Great post, Janet. It’s hard to overstate the importance of the role that family members can play in a loved one’s recovery from OCD (as you well know!). As an OCD therapist I welcome the opportunity to work with family members (with the person’s permission) as they support the OCD sufferer’s work. The only time I can imagine not having the family be closely involved in the treatment is when there are certain issues with the family dynamics that are likely to make family involvement a net loss for the person in treatment. That’s very rarely the case, and when it is, the therapist still can discuss with the family why–at least for the time being–their involvement in the therapy is not a good idea. Again, that’s certainly the exception. Keep up the great work! I look forward to the upcoming events around the book.

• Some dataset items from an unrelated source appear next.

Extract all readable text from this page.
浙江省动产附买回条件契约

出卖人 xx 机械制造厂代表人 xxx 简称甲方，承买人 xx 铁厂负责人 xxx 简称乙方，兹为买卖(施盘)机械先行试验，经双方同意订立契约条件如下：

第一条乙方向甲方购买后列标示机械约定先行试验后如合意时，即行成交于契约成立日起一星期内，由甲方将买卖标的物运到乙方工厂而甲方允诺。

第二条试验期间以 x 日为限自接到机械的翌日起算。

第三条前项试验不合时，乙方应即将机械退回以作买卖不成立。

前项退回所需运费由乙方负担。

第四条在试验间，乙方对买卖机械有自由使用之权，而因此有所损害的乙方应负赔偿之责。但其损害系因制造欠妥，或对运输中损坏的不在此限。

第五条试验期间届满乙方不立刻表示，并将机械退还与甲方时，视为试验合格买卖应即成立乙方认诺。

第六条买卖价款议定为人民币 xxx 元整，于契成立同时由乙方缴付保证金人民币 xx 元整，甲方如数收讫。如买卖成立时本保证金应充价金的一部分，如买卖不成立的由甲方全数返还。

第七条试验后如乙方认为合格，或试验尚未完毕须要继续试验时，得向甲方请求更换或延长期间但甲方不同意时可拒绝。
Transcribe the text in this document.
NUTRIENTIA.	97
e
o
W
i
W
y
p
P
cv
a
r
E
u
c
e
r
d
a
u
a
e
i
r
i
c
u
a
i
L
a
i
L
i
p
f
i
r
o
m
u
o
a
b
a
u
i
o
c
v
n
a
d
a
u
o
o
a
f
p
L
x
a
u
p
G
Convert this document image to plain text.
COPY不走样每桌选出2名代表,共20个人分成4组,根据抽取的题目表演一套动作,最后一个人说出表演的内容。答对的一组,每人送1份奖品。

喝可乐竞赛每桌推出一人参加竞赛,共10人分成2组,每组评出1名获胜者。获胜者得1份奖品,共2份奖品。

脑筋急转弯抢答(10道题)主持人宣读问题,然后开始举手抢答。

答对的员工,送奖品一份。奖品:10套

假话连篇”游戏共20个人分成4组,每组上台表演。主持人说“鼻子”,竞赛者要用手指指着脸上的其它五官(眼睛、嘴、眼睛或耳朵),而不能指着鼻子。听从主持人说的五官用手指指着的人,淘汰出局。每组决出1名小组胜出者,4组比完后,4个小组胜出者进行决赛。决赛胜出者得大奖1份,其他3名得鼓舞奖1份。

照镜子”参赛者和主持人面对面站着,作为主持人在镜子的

Thanks Seth, and I appreciate your insight. Of course there are always exceptions, as you say, but even those can include some type of explanation to the family as to why they are not being included. Also, when I talk about family involvement, I’m really talking about teaching family how to interact with their loved one, and not about specific obsessions or details regarding the OCD. I’m not sure that was made clear in my post. My husband and I knew little about Dan’s obsessions, but that didn’t prevent us from learning how to not enable him.
Yes, exciting times ahead for our book :)!
Struggling with this as I write. My child also suffers from the associated anxiety and depression plus self harms when the anxiety gets too much. We all know that anxiety is extremely heightened when we stop enabling. I often feel like I’m balancing on a high wire with no net below while I’m riding a unicycle and juggling 5 bowling pins all at once. Having said that, enabling just prolongs the agony. We are finding success with lots of support, patience, positive attitude on our child’s part and to be honest plain luck.
Thanks for sharing, and I’m so sorry to hear you are in the “thick of it” right now. But as you know, it is the right thing to do and, in my opinion, an incredible act of love for your child (who sounds very brave) – you are doing what is in your child’s best interests.
This is good for people with OCD to read, too. It’s so easy to get “hooked” on being enabled. I sought reassurance from others for YEARS before I realized that it was only hurting me, that I needed to face the OCD myself. Thanks for this!
You’re welcome, Tina, and I agree with you. Dan used to actually tell us when we’d inadvertently enable him, because he knew our behavior was only hurting him in the long run.